We have also done a lot of things to make it much easier for people to adopt it. At the infrastructure layer, we announced Cross-Cloud Interconnect, so you can connect to us, and through us, to everybody. And the value is your cybersecurity, your network protection is in one place, you don’t have to distribute it.
If you use our Anthos product, you can run it anywhere: on our cloud, on Amazon, on Azure. Similarly, if you use our AI models, you can connect it to applications that run anywhere. So that flexibility allows us also to enter a lot more customers. We’re very confident that as this evolves, it is going to be a new decision making criteria for companies and we are quite well positioned for that.
diginomica has highlighted previously that whilst the market is currently in an AI frenzy, it can’t be denied that artificial intelligence has a sustainability problem. Generative AI’s requirement for compute power is high, it consumes a lot more energy and, therefore, emits a lot more carbon. As diginomica has noted, for example, training GPT-3, the so-called ‘parent’ model of the more famous ChatGPT, produces 10 times the emissions generated by an average car over its lifetime. Integrating generative AI into a search engine also requires four times more compute power per search than a standalone product.
As the climate emergency worsens, companies can’t (or shouldn’t) shirk their sustainability commitments in a bid for higher productivity. Kurian had two responses to this challenge. Firstly, he pointed to Google’s own ESG commitments. He said:
We have committed, as Google, publicly that we will be carbon free in 2030. We’ve also been carbon neutral since 2007. Those goals continue to be very important for our company.
Secondly, and perhaps more interestingly, Kurian said that the key is performance improvements and optimization of the models themselves. He explained:
One of the reasons that we talk about performance improvement and optimization is that you need to spend a lot less compute time, and therefore a lot less energy watts, in order to train a model. When we say we can run a model training two times faster and better than other companies in the industry, it means you need half the amount of energy to train our model.
And finally, Kurian sees AI playing a role in actually helping companies achieve their sustainability goals, by using models to solve energy problems more efficiently. He said:
We are applying our models in a variety of different places. And there are customers actually at this conference talking about how they’re using the models in a sustainability context. We see the models as providing, for example, better solutions for sustainable sourcing.
Just as one practical example, we run our own data centers using our models. The whole thermodynamics, power, air cooling, water cooling, airflow – we use our models to manage that. That is a public study that we have published our research on. And we’ve made those models available to partners, including sustainable energy companies.
It’s early days in the field of AI, no matter what vendors will tell you.
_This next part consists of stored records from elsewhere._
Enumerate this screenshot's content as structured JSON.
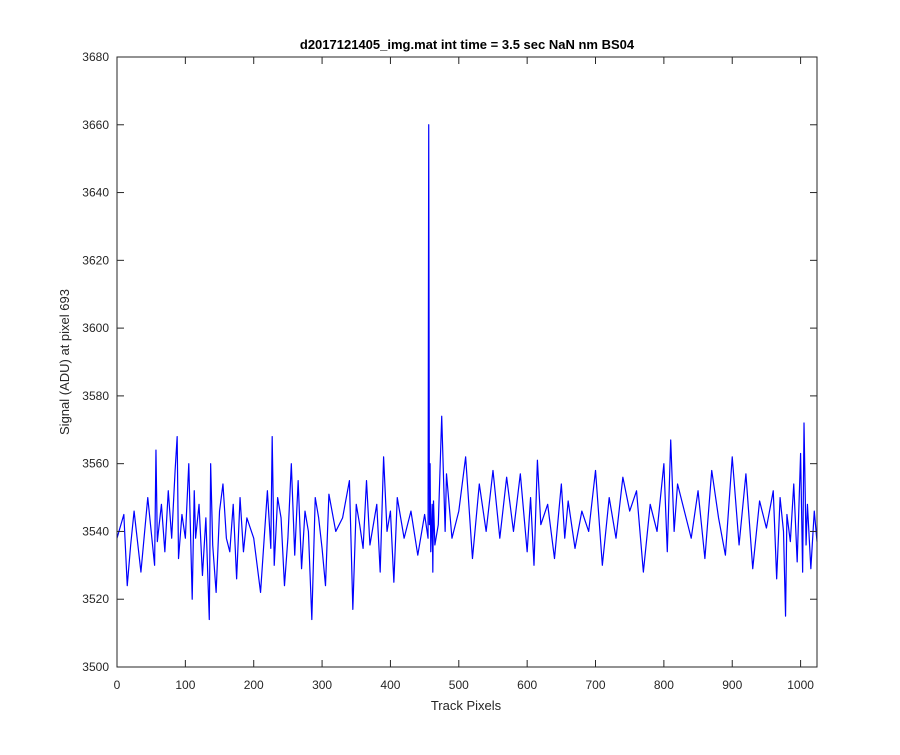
{
  "chart_data": {
    "type": "line",
    "title": "d2017121405_img.mat int time = 3.5 sec  NaN nm BS04",
    "xlabel": "Track Pixels",
    "ylabel": "Signal (ADU) at pixel 693",
    "xlim": [
      0,
      1024
    ],
    "ylim": [
      3500,
      3680
    ],
    "xticks": [
      0,
      100,
      200,
      300,
      400,
      500,
      600,
      700,
      800,
      900,
      1000
    ],
    "yticks": [
      3500,
      3520,
      3540,
      3560,
      3580,
      3600,
      3620,
      3640,
      3660,
      3680
    ],
    "grid": false,
    "line_color": "#0000ff",
    "series": [
      {
        "x": [
          0,
          10,
          15,
          20,
          25,
          35,
          45,
          50,
          55,
          57,
          59,
          65,
          70,
          75,
          80,
          85,
          88,
          90,
          95,
          100,
          105,
          110,
          113,
          115,
          120,
          125,
          130,
          135,
          137,
          140,
          145,
          150,
          155,
          160,
          165,
          170,
          175,
          180,
          185,
          190,
          200,
          210,
          220,
          225,
          227,
          230,
          235,
          240,
          245,
          250,
          255,
          260,
          265,
          270,
          275,
          280,
          285,
          290,
          295,
          300,
          305,
          310,
          320,
          330,
          340,
          345,
          350,
          355,
          360,
          365,
          370,
          380,
          385,
          390,
          395,
          400,
          405,
          410,
          420,
          430,
          440,
          450,
          455,
          456,
          457,
          458,
          459,
          460,
          461,
          462,
          463,
          465,
          470,
          475,
          480,
          482,
          490,
          500,
          510,
          520,
          530,
          540,
          550,
          560,
          570,
          580,
          590,
          600,
          605,
          610,
          615,
          620,
          630,
          640,
          650,
          655,
          660,
          670,
          680,
          690,
          700,
          710,
          720,
          730,
          740,
          750,
          760,
          770,
          780,
          790,
          800,
          805,
          810,
          815,
          820,
          830,
          840,
          850,
          860,
          870,
          880,
          890,
          900,
          910,
          920,
          930,
          940,
          950,
          960,
          965,
          970,
          975,
          978,
          980,
          985,
          990,
          995,
          1000,
          1003,
          1005,
          1008,
          1010,
          1015,
          1020,
          1024
        ],
        "y": [
          3538,
          3545,
          3524,
          3536,
          3546,
          3528,
          3550,
          3540,
          3530,
          3564,
          3537,
          3548,
          3534,
          3552,
          3538,
          3558,
          3568,
          3532,
          3545,
          3538,
          3560,
          3520,
          3552,
          3538,
          3548,
          3527,
          3544,
          3514,
          3560,
          3536,
          3522,
          3546,
          3554,
          3538,
          3534,
          3548,
          3526,
          3550,
          3534,
          3544,
          3538,
          3522,
          3552,
          3535,
          3568,
          3530,
          3550,
          3544,
          3524,
          3538,
          3560,
          3533,
          3555,
          3529,
          3546,
          3540,
          3514,
          3550,
          3544,
          3535,
          3524,
          3551,
          3540,
          3544,
          3555,
          3517,
          3548,
          3542,
          3535,
          3555,
          3536,
          3548,
          3528,
          3562,
          3540,
          3546,
          3525,
          3550,
          3538,
          3546,
          3533,
          3545,
          3538,
          3660,
          3542,
          3560,
          3534,
          3540,
          3548,
          3528,
          3549,
          3536,
          3542,
          3574,
          3540,
          3557,
          3538,
          3546,
          3562,
          3532,
          3554,
          3540,
          3558,
          3538,
          3556,
          3540,
          3557,
          3534,
          3550,
          3530,
          3561,
          3542,
          3548,
          3532,
          3554,
          3538,
          3549,
          3535,
          3546,
          3540,
          3558,
          3530,
          3550,
          3538,
          3556,
          3546,
          3552,
          3528,
          3548,
          3540,
          3560,
          3534,
          3567,
          3540,
          3554,
          3546,
          3538,
          3552,
          3532,
          3558,
          3544,
          3533,
          3562,
          3536,
          3557,
          3529,
          3549,
          3541,
          3552,
          3526,
          3550,
          3540,
          3515,
          3545,
          3537,
          3554,
          3531,
          3563,
          3528,
          3572,
          3536,
          3548,
          3529,
          3546,
          3537
        ]
      }
    ]
  }
}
I think what Google Cloud has going for it – as Kurian highlighted – is that it can integrate AI into an organization’s business processes, whilst also providing a range of services throughout the whole technology stack. Customers are looking to vendors who can provide flexibility and help solve their AI queries, across their business, with ease. The customers we’ve spoken to this week are particularly supportive of Google Cloud’s willingness to be adaptive to their specific use cases. The challenge Google Cloud will face is penetrating businesses that are already tied into another vendor for a range of other services (e.g. Microsoft), who are now offering their own AI tooling. Can Google Cloud tempt them away? Quite possibly, but time will tell. What I will say is that there have been a wide range of big name customers talking publicly this week about how Google Cloud is proactively supporting them with their AI needs – and that is always a good sign.